Obama’s marquee effort to control carbon emissions from US power plants, the Clean Power Plan, is effectively dead, according to EPA chief Scott Pruitt.
The plan sought to cut emissions from power plants in 47 US states to 32% below 2005 levels by 2030. But it was stayed by the Supreme Court in February 2016, pending the results of litigation related to the regulation.
On Tuesday, the Clean Power Plan became the target of an executive order from President Trump that laid the groundwork for it to undergo a complex, time-consuming repeal process.
In a letter that Pruitt sent to governors across the US on March 30, the EPA chief wrote that states have “no obligation to spend resources” on the stayed order — adding, “the days of coercive federalism are over.”

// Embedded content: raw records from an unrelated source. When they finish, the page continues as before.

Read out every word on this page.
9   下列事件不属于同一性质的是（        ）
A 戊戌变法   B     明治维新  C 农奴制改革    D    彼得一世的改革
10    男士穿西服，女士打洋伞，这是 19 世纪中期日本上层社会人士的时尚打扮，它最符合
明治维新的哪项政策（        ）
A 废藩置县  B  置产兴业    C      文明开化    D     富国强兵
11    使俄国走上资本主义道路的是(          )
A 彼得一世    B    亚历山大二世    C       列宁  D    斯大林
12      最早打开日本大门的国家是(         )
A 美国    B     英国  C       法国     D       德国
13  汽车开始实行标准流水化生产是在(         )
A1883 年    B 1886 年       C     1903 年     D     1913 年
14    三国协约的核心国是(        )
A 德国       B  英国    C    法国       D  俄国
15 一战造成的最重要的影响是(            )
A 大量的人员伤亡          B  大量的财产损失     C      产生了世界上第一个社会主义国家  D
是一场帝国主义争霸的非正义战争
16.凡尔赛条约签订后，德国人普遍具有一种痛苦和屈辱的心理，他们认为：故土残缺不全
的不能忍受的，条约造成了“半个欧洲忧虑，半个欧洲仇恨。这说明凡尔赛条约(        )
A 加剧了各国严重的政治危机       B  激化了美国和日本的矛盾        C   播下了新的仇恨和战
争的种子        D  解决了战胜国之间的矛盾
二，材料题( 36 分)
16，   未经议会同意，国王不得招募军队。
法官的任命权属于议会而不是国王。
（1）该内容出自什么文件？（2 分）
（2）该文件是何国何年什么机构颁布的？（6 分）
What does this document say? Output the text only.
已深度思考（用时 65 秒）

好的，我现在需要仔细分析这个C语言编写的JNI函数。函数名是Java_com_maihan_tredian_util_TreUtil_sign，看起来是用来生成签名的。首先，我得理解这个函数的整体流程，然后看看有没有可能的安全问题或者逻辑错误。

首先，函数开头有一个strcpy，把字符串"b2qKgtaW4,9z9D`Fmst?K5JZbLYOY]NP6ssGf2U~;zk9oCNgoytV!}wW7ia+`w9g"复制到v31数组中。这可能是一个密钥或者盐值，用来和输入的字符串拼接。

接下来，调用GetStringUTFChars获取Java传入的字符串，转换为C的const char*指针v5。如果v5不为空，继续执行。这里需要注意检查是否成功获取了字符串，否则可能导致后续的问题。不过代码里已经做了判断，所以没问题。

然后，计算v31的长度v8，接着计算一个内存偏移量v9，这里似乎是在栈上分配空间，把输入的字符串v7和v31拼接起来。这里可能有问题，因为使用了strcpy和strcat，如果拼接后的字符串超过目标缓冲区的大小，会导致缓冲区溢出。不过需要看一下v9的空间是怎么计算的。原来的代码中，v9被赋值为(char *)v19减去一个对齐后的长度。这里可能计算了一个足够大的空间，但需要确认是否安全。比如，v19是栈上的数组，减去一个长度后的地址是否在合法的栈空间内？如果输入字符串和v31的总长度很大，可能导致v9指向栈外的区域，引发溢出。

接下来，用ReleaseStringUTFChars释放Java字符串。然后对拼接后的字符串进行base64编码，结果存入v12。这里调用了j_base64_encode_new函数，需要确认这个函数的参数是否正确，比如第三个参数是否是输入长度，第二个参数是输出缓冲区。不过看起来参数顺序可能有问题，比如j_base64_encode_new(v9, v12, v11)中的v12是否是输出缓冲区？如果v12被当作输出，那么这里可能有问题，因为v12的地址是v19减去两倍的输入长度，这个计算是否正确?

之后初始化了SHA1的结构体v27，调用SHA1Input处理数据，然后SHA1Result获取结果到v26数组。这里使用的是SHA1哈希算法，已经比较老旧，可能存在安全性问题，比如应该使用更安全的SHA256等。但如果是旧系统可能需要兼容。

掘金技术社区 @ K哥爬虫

In effect, Pruitt is telling the governors that even though it could take years to take the Clean Power Plan off the books (and handle any court challenges during that process), states can treat the plan as though it’s already dead and buried.
As of writing, however, the EPA has yet to change the Clean Power Plan page of the agency’s website, which still expresses optimism about the plan’s chances of success in court:
On February 9, 2016, the Supreme Court stayed implementation of the Clean Power Plan pending judicial review. The Court’s decision was not on the merits of the rule. EPA firmly believes the Clean Power Plan will be upheld when the merits are considered because the rule rests on strong scientific and legal foundations. For the states that choose to continue to work to cut carbon pollution from power plants and seek the agency’s guidance and assistance, EPA will continue to provide tools and support.